Laurent Frouin : Les normes françaises et internationales limitent les quantités d’addition minérales pouvant être utilisées en substitution du ciment dans les bétons. La gamme de solutions Exegy débute avec des bétons d’ingénierie qui rentrent dans le cadre normatif français actuel. Nous avons pu accroître encore davantage les teneurs en laitier grâce à l’approche performancielle qui favorise l’innovation en offrant plus de souplesse dans le choix des constituants des bétons et de leur formulation, et donc une plus grande diversité de solutions durables. Seule exigence : réaliser tout un ensemble d’essais afin de valider l’équivalence de performance avec un béton de référence. En travaillant sur des solutions ultra bas carbone (UBC), nous sommes allés encore plus loin avec le remplacement quasi-intégral du clinker permettant ainsi une réduction de près de 70 % des émissions de CO2.
Quel a été le premier chantier où vous avez mis en œuvre cette solution de béton structurel UBC ?
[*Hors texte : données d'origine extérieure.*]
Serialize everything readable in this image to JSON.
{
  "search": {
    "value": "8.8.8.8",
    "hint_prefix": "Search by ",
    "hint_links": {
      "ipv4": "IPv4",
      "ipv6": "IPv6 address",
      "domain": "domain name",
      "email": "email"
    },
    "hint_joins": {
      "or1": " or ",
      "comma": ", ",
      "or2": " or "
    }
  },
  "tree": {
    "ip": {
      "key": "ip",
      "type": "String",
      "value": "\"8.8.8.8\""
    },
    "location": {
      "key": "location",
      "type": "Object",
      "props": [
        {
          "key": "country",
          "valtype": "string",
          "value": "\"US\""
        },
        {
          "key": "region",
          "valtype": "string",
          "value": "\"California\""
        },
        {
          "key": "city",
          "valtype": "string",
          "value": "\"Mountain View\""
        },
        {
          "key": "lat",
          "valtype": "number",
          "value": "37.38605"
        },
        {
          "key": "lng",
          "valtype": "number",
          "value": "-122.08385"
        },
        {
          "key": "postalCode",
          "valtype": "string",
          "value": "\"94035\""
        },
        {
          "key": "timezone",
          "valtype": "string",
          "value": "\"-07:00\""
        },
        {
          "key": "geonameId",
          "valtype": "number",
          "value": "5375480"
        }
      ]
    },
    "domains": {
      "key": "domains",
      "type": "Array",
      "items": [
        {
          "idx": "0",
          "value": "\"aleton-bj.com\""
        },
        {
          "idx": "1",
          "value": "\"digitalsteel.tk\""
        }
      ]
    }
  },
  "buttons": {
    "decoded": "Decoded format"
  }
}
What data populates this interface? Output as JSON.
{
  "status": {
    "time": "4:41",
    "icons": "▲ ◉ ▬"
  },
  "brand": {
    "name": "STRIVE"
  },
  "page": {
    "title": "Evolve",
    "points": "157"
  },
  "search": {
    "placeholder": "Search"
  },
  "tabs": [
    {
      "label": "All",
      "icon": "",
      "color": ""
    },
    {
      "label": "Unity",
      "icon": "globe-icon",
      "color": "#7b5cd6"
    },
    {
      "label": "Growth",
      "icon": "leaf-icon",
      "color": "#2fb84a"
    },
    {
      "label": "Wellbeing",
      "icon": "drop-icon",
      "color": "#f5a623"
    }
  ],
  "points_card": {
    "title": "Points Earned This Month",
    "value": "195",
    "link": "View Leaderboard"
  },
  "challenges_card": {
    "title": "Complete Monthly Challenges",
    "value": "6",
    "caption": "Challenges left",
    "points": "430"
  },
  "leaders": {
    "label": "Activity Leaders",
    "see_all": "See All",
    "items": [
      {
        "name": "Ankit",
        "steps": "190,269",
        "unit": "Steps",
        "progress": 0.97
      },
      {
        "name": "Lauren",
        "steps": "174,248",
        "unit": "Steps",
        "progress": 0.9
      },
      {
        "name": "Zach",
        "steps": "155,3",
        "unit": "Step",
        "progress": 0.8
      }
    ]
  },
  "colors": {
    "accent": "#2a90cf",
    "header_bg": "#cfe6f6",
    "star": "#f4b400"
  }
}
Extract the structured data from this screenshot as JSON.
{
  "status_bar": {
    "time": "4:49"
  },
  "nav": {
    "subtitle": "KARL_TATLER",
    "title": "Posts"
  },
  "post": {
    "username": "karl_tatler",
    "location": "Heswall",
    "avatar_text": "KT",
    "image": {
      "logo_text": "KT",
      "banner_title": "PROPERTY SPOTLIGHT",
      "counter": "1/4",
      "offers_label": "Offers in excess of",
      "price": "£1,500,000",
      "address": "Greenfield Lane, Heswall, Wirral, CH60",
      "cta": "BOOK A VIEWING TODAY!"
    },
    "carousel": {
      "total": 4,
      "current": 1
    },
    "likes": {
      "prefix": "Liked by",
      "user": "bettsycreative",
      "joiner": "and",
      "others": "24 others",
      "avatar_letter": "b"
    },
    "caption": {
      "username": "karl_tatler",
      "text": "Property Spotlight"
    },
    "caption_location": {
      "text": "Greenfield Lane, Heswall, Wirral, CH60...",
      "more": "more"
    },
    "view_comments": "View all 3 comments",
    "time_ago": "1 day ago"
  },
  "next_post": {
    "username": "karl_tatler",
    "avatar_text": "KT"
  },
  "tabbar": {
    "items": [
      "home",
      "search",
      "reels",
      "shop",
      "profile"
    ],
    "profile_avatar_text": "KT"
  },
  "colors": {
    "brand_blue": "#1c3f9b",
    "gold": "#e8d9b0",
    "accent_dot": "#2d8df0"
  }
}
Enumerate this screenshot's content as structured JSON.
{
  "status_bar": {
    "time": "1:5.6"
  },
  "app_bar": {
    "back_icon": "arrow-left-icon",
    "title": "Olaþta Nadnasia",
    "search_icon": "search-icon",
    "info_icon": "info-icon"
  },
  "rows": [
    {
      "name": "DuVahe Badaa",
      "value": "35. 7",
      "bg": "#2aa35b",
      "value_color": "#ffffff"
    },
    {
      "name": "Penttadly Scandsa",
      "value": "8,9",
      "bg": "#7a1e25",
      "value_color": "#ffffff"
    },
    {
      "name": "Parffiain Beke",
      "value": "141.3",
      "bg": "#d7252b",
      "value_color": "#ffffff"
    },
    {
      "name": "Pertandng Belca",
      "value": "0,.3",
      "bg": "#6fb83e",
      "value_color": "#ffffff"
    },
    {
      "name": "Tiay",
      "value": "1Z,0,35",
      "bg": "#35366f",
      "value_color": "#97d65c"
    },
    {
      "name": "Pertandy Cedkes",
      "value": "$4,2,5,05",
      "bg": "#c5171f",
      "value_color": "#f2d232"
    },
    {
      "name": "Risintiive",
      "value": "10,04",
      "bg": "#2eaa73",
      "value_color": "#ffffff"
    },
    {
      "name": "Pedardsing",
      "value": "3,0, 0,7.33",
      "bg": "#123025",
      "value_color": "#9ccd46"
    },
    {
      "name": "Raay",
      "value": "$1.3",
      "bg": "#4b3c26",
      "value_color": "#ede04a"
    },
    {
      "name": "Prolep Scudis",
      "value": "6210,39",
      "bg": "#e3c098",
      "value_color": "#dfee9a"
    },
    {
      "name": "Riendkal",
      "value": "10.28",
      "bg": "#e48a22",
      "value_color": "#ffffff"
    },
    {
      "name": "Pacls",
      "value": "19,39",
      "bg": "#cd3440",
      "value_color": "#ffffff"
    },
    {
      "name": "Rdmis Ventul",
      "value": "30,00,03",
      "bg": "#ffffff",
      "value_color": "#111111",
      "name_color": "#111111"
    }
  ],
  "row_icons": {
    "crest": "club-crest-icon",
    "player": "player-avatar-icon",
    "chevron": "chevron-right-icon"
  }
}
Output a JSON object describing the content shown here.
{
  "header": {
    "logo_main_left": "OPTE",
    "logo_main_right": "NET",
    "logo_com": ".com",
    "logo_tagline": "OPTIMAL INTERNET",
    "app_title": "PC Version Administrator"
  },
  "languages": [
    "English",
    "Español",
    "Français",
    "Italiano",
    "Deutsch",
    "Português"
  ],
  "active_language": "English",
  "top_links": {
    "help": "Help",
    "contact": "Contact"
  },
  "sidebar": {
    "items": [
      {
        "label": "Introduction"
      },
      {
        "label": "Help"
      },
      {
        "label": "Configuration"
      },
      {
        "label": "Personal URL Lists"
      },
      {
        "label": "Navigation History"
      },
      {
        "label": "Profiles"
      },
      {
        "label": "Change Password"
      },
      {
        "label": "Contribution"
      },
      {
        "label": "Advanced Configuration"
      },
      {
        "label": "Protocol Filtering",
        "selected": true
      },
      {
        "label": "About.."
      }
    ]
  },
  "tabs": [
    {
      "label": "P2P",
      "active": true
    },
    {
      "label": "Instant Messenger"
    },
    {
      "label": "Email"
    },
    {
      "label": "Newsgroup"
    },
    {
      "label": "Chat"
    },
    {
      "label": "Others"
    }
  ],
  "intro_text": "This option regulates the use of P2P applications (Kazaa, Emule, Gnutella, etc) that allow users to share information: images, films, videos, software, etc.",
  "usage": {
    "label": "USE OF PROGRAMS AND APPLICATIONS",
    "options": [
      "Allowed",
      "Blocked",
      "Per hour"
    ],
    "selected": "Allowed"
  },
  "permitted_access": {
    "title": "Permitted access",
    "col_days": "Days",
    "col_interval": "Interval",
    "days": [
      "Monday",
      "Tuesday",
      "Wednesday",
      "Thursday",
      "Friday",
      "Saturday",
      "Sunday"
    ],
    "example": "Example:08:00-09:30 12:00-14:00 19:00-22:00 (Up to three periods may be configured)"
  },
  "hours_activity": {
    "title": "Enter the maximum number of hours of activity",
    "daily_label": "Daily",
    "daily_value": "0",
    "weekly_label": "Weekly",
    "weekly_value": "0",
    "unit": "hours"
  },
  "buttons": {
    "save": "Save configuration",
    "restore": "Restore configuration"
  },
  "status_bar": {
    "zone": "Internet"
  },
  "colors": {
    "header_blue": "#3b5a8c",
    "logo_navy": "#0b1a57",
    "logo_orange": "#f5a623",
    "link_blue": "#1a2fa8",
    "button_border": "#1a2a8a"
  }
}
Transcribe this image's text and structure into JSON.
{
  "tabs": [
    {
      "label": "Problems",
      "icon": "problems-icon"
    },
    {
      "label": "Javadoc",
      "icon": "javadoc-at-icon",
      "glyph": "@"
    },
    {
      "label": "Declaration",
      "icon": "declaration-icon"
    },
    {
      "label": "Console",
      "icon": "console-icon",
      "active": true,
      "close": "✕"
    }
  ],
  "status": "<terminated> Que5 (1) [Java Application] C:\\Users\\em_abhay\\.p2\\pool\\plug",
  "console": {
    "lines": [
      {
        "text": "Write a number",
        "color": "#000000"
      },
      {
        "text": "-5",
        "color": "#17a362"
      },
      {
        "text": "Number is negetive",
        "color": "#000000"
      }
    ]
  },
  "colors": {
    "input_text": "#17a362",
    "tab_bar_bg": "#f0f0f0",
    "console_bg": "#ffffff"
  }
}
Laurent Frouin : Nous avons contribué à la mise en œuvre de ce béton sur l’archipel, le siège du groupe VINCI à Nanterre, dans le cadre de six poteaux structurels de l’un des bâtiments (NDR : le bâtiment Pemba qui accueille les équipes de VINCI Construction), reprenant la charge de huit étages. Le béton a été produit depuis les centrales du projet e-déf Eole-La Défense. Je me souviens de la réalisation de ces piliers qui ressemblaient à des monolithes de marbre, et de la fierté partagée avec les équipes de VINCI Construction. Pour notre deuxième chantier, en mars 2021, Soletanche Bachy (VINCI Construction), associé à Béton Solutions Mobiles, a réalisé une barrette de fondation en béton ultra bas carbone à 17 m de profondeur dans le cadre de la construction des postes à quai 11 et 12 sur la phase III de la modernisation de Port 2000 pour le Grand Port Maritime du Havre. Enfin, avec l’appui de la Société du Grand Paris, nous poursuivons notre partenariat avec une expérimentation sur des voussoirs ExegyUBC pour les chantiers de la ligne 18 du Grand Paris Express. L’occasion d’affiner les données relatives à la cure thermique lors de la phase de durcissement du béton (NDR : la cure, obligatoire pour tous les bétons, représente l’ensemble des précautions à prendre pour protéger le béton, de sa mise en place au développement d’une résistance suffisante).
Et pour l’avenir ?
Laurent Frouin : Nous souhaitons renforcer nos solutions selon deux axes de progrès. D’une part, une nouvelle thèse, co-financée par VINCI Construction, est en cours à l’Institut National des Sciences Appliquées de Toulouse sur les paramètres de durabilité. D’autre part, nous travaillons à améliorer la phase de durcissement. De façon plus large, Ecocem a annoncé en mai 2021 la finalisation d’un investissement de 22,5 M€ réalisé par Breakthrough Energy Ventures (BEV) et Breakthrough Energy Ventures-Europe (BEV-E). Ce dernier nous permettra de commercialiser de nouveaux produits à très faible teneur en carbone dans les années à venir. Le béton est un matériau fantastique qu’il faut faire évoluer. Cette transformation est en marche. La culture cimentière évolue rapidement, et c’est tant mieux. Chez Ecocem, nous sommes convaincus que la meilleure façon de décarboner l’industrie cimentière dans un délai bref, c’est de bâtir des liants astucieusement formulés qui à la fois seraient pauvres en laitier et permettraient une réduction massive du facteur clinker. La science, la recherche et la technologie doivent accompagner la résolution des défis de la société de demain. Remettre le savoir-faire au centre du jeu sera crucial, et c’est ce que VINCI Construction France a réussi à faire en conservant une équipe d’ingénieurs béton expérimentés et passionnés, et en développant la culture de la part propre. L’entreprise s’est donné un avantage compétitif indéniable, notamment sur les sujets environnementaux.